S3 csv pipeline randomly fails with code 416 but then reads the same files right - reason?

Pipelines with source S3 reads files in csv format and randomly fails with message
“Cannot extract data for pipeline. InvalidRange: The requested range is not satisfiable
status code: 416, request id: …, host id: …”

We can see in attached screenshot that these files are loaded but not on the first try.

We too can see that mostly number of rows on first try is bad, even can be more than in file.

What can be reason and how to understand this error message ?

Thanks!

Thank you for your question.

Are you using Cloud or Self-Hosted? Also which version are you using please?

Thank you.

Hi, achaudhri, I use self-hosted, version 7.8.1, @@version 5.7.32

Thank you.

Could you provide an example of your CREATE PIPELINE statement please?

Hi achaudhri,
It what I can show :slight_smile:

CREATE OR REPLACE PROCEDURE p_xxx(batch QUERY(fields list))…

CREATE OR REPLACE PIPELINE s3_xxx AS LOAD DATA
LINK DATA_S3 ‘xxx/yyy/*.csv.gz’ INTO PROCEDURE p_xxx
FIELDS TERMINATED BY ‘,’ OPTIONALLY ENCLOSED BY ‘"’
LINES TERMINATED BY ‘\r\n’
IGNORE 1 LINES;

ALTER PIPELINE s3_xxx SET BATCH_INTERVAL 1800000;

Thank you. I have forwarded to support at SingleStore.

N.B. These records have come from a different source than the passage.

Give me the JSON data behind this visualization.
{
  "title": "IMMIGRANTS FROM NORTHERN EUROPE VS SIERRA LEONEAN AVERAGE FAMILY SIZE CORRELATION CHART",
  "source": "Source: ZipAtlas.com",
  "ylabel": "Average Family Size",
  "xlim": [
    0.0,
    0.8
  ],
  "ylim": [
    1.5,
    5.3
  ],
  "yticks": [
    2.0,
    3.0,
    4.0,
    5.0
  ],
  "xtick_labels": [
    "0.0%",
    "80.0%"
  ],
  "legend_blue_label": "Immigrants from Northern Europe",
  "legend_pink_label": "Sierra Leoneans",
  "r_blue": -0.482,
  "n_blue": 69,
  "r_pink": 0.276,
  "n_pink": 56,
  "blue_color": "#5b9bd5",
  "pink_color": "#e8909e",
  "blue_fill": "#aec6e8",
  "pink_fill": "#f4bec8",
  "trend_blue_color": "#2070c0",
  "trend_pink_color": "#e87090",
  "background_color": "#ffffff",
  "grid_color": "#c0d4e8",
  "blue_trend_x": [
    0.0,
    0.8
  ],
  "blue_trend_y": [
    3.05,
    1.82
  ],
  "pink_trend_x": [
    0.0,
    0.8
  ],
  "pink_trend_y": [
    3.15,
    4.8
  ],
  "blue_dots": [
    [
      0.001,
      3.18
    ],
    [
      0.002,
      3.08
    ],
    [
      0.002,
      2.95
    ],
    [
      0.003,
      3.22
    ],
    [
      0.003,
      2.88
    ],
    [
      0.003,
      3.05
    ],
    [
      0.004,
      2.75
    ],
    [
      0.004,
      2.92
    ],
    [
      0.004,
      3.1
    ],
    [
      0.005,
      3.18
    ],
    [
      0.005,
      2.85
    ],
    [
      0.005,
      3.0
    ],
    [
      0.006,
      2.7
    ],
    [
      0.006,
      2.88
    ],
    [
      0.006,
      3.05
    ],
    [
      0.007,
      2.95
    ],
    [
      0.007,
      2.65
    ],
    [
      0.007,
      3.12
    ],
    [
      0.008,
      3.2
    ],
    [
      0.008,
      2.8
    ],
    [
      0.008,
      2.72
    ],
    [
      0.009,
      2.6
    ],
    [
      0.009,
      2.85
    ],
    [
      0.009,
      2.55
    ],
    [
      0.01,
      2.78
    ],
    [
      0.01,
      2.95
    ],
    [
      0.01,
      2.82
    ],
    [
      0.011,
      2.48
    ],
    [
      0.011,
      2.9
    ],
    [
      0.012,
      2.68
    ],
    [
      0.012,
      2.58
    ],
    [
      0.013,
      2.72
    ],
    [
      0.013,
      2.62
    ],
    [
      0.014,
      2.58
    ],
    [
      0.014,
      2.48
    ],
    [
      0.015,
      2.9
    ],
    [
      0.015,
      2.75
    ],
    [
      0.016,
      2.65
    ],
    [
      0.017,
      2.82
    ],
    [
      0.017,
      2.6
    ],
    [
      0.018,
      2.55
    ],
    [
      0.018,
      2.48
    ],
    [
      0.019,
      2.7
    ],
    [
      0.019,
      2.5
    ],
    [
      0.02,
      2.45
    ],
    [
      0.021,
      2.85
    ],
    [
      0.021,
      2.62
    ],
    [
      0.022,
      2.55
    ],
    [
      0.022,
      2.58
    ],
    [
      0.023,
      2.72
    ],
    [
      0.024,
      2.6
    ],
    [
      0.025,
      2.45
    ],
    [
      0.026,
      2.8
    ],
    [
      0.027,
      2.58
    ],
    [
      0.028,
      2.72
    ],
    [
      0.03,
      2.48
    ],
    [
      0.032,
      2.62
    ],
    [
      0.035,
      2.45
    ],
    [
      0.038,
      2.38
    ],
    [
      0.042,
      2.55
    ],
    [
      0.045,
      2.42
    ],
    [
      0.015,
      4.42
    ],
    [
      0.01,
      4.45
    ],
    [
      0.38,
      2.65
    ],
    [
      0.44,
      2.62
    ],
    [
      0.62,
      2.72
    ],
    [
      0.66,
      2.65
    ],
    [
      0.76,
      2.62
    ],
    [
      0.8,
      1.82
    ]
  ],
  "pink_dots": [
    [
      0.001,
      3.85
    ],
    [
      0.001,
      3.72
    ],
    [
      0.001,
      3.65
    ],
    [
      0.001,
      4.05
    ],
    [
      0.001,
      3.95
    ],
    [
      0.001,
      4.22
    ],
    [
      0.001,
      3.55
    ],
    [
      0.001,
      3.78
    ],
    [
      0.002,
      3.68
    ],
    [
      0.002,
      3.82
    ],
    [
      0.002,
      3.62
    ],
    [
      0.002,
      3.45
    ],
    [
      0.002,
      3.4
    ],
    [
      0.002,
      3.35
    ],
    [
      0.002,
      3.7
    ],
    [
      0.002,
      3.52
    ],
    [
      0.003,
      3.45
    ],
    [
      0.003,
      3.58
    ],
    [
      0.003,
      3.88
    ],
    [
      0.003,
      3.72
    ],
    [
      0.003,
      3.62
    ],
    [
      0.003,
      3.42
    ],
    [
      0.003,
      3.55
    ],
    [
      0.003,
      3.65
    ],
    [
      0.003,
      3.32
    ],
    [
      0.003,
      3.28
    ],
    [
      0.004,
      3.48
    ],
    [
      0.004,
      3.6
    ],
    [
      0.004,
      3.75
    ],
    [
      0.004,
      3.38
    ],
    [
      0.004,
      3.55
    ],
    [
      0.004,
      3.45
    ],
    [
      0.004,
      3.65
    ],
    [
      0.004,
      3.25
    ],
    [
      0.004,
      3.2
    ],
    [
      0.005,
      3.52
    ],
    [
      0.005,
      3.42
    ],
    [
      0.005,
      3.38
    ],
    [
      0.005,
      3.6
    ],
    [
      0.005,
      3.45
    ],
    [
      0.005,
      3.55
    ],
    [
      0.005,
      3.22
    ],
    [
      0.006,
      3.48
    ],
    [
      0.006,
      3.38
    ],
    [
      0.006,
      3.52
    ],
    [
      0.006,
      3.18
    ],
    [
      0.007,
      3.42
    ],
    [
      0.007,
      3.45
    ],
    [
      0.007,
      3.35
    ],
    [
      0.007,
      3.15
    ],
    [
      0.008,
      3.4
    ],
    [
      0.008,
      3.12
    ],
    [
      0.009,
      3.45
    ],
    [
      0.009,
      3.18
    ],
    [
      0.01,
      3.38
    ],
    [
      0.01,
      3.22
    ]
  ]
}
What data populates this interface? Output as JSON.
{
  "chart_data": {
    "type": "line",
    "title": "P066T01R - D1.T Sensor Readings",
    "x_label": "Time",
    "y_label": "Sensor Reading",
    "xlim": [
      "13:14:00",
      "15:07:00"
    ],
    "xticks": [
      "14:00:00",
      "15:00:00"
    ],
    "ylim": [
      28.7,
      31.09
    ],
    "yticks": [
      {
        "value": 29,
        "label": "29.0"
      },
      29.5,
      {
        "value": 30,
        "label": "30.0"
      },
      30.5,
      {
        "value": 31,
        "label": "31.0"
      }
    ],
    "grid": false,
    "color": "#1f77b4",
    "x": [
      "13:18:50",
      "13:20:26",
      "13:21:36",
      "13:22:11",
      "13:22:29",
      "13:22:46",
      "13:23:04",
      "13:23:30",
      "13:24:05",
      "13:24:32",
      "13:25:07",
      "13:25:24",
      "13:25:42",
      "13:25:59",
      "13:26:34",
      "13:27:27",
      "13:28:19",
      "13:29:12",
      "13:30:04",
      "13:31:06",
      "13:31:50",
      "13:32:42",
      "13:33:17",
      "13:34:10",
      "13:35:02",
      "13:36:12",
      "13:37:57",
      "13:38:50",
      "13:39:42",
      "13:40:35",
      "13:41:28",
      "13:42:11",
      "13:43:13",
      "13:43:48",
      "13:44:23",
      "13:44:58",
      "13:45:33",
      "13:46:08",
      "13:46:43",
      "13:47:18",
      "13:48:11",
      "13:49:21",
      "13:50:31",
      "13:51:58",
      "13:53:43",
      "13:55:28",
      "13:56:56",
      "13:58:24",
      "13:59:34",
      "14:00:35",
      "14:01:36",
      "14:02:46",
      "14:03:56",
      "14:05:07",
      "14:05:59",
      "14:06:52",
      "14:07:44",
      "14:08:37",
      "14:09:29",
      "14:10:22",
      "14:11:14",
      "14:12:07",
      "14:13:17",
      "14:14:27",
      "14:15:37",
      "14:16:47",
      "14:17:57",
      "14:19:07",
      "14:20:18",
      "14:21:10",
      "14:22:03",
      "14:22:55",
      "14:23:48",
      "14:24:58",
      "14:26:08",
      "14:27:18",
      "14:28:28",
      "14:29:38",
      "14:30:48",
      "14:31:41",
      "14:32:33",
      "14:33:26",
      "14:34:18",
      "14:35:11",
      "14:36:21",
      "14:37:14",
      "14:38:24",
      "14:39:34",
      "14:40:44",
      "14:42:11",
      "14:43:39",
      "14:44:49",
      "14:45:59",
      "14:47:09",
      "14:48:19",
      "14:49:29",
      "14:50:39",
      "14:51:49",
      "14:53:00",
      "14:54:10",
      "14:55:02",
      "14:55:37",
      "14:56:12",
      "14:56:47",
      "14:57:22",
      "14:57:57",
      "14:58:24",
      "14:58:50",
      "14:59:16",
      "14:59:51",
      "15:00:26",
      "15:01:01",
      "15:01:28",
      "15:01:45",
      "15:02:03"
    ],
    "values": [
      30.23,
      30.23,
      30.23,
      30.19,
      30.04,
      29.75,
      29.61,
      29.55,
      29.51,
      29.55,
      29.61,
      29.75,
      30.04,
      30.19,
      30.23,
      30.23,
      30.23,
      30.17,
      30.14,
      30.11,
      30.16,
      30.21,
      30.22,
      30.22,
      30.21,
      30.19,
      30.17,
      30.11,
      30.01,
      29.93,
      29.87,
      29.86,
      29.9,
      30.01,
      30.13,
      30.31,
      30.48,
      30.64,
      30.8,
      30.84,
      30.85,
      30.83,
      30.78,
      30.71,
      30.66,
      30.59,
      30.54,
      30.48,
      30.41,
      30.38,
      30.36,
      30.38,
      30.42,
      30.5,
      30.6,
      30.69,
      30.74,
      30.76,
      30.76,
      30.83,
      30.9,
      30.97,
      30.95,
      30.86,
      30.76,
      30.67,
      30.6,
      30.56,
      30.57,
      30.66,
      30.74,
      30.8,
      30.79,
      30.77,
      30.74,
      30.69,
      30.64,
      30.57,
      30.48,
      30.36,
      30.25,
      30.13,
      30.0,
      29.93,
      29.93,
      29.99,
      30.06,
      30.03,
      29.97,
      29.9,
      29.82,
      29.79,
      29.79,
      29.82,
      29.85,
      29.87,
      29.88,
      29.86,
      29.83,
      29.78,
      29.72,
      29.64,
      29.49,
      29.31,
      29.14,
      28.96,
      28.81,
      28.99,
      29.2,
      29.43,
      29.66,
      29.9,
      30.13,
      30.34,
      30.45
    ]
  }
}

Here is what we think is happening:

Our pipelines assume that once files are visible in S3, their contents will not change. It looks like the CSV files here may be concurrently modified/reuploaded. That error (and the different row counts between failed vs successful batches) suggests that the size & contents of a file changed while the pipeline was in the process of fetching the CSV. The batch_partition_parsed_rows that we report is the exact number of rows that we found as we parsed the file, up to the point where we hit the error.

Thanks, it’s idea, I will check it with attribution platform which writes these files to S3.